Lloyd's Maritime and Commercial Law Quarterly
THE JURISDICTIONAL ONE-TWO PUNCH
Lungowe v Vedanta Okpabi v Royal Dutch Shell
Wei Jian Chan*
The recent cases of Lungowe v Vedanta Resources Plc
1 and HRH Okpabi v Royal Dutch Shell Plc
2 demonstrate the application of a technique that I shall term the “jurisdictional one-two punch”.3 Claimants can establish English jurisdiction in two steps. First, striking with a Brussels glove, jurisdiction is established over an “anchor defendant”—often an English-domiciled parent company—using Recast Brussels Regulation 1215/2012 (“Brussels I Recast”), Art.4. Applying Owusu v Jackson,4 there is no discretion to stay this claim on forum non conveniens grounds. Second, striking with a common law glove, this jurisdiction is extended to additional defendants using the “necessary or proper party” gateway.5
Chandler v Cape Plc
6 can be relied upon to facilitate the claim by providing a plausible argument that the English parent company owes a duty of care to the claimant, even where a subsidiary carried out operations. This comment will argue that the parallel application of two jurisdictional regimes makes it too easy to establish English jurisdiction, and too difficult for foreign corporations to manage litigation risk.
Lungowe
One thousand, eight hundred and twenty-six residents of Chingola, Zambia alleged that mining activities in the Nchanga copper mine caused foreign substances to be discharged into waterways, adversely affecting drinking, irrigation and other uses of water in their communities. They framed their action in negligence, nuisance, trespass, the tort in Rylands v Fletcher
7 and breaches of Zambian statute law.8 The jurisdictional one-two punch was used against two defendants: Konkola Copper Mines Plc (“KCM”), the Zambian company operating the Nchanga mine, and Vedanta Resources Plc (“Vedanta”), KCM’s English parent. Against Vedanta, the claimants employed Brussels I Recast, Art.4. Against KCM, the claimants employed the “necessary or proper party” gateway, obtaining permission from Akenhead J to serve the claim form on KCM in Zambia. Vedanta and KCM challenged the exercise of English jurisdiction, but Coulson J refused to stay proceedings.
In relation to Vedanta, Coulson J accepted that jurisdiction could be established under Brussels I Recast, Art.4, and that he could not grant a stay on forum non conveniens grounds. He considered himself bound by Owusu, rejecting three challenges to applying it. First, Coulson J refused to distinguish Owusu on the basis that Lungowe involved a large group action. He considered that Advocate-General Leger’s opinion in Owusu contained
* BPTC Candidate; future pupil barrister at Essex Court Chambers. I would like to thank Anthony Kennedy for his invaluable comments and insights.
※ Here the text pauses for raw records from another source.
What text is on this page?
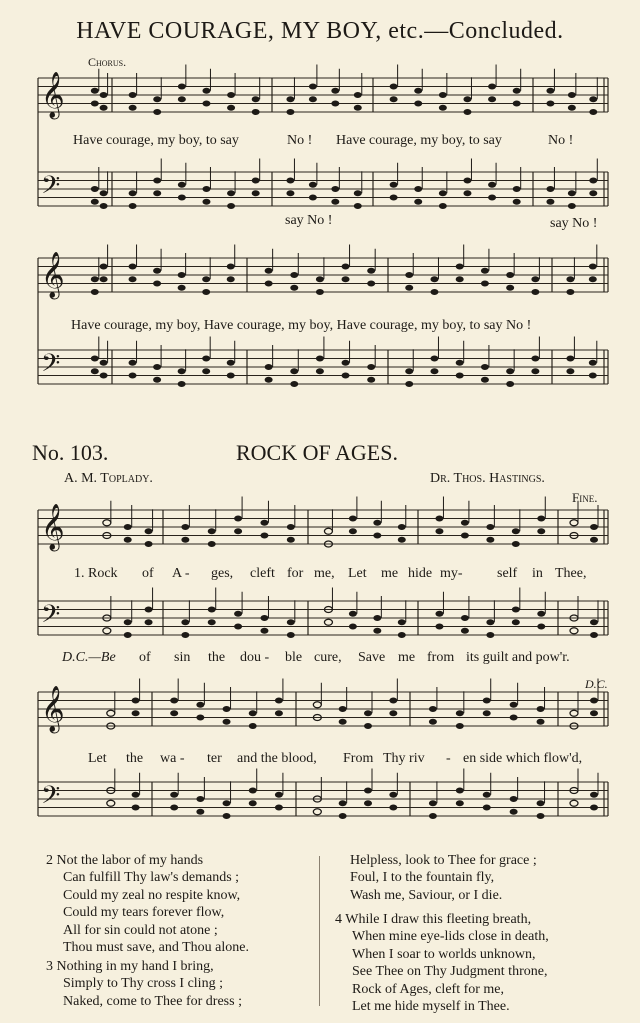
HAVE COURAGE, MY BOY, etc.—Concluded.
𝄞
𝄢
𝄞
𝄢
𝄞
𝄢
𝄞
𝄢
Chorus.
Have courage, my boy, to say	No ! Have courage, my boy, to say	No !
say No !	say No !
Have courage, my boy, Have courage, my boy, Have courage, my boy, to say No !
No. 103.	ROCK OF AGES.
A. M. Toplady.	Dr. Thos. Hastings.
Fine.
D.C.
1. Rock of A - ges, cleft for me, Let me hide my- self in Thee,
D.C.—Be of sin the dou - ble cure, Save me from its guilt and pow'r.
Let the wa - ter and the blood, From Thy riv - en side which flow'd,
2 Not the labor of my hands
Can fulfill Thy law's demands ;
Could my zeal no respite know,
Could my tears forever flow,
All for sin could not atone ;
Thou must save, and Thou alone.
3 Nothing in my hand I bring,
Simply to Thy cross I cling ;
Naked, come to Thee for dress ;
Helpless, look to Thee for grace ;
Foul, I to the fountain fly,
Wash me, Saviour, or I die.
4 While I draw this fleeting breath,
When mine eye-lids close in death,
When I soar to worlds unknown,
See Thee on Thy Judgment throne,
Rock of Ages, cleft for me,
Let me hide myself in Thee.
1. [2016] EWHC 975 (TCC); [2016] BCC 774.
2. [2017] EWHC 89 (TCC).
3. This Comment focuses on the use of Brussels I Recast and the common law in tandem. The inclusion of additional parties purely under Brussels I Recast, Art.8, as explored in cases such as Sabbagh v Khoury [2014] EWHC 3233 (Comm) (currently on appeal) goes beyond the scope of this Comment.
4. Owusu v Jackson (C-281/02) [2005] ECR I-553; [2005] QB 801; [2005] 1 Lloyd's Rep 452.
5. CPR, PD6B, para.3.1(3).
6. [2012] EWCA Civ 525; [2012] ICR 1293; [2012] 1 WLR 3111.
7. (1868) LR 3HL 330.
8. Coulson J did not state which Zambian statutes were being relied on.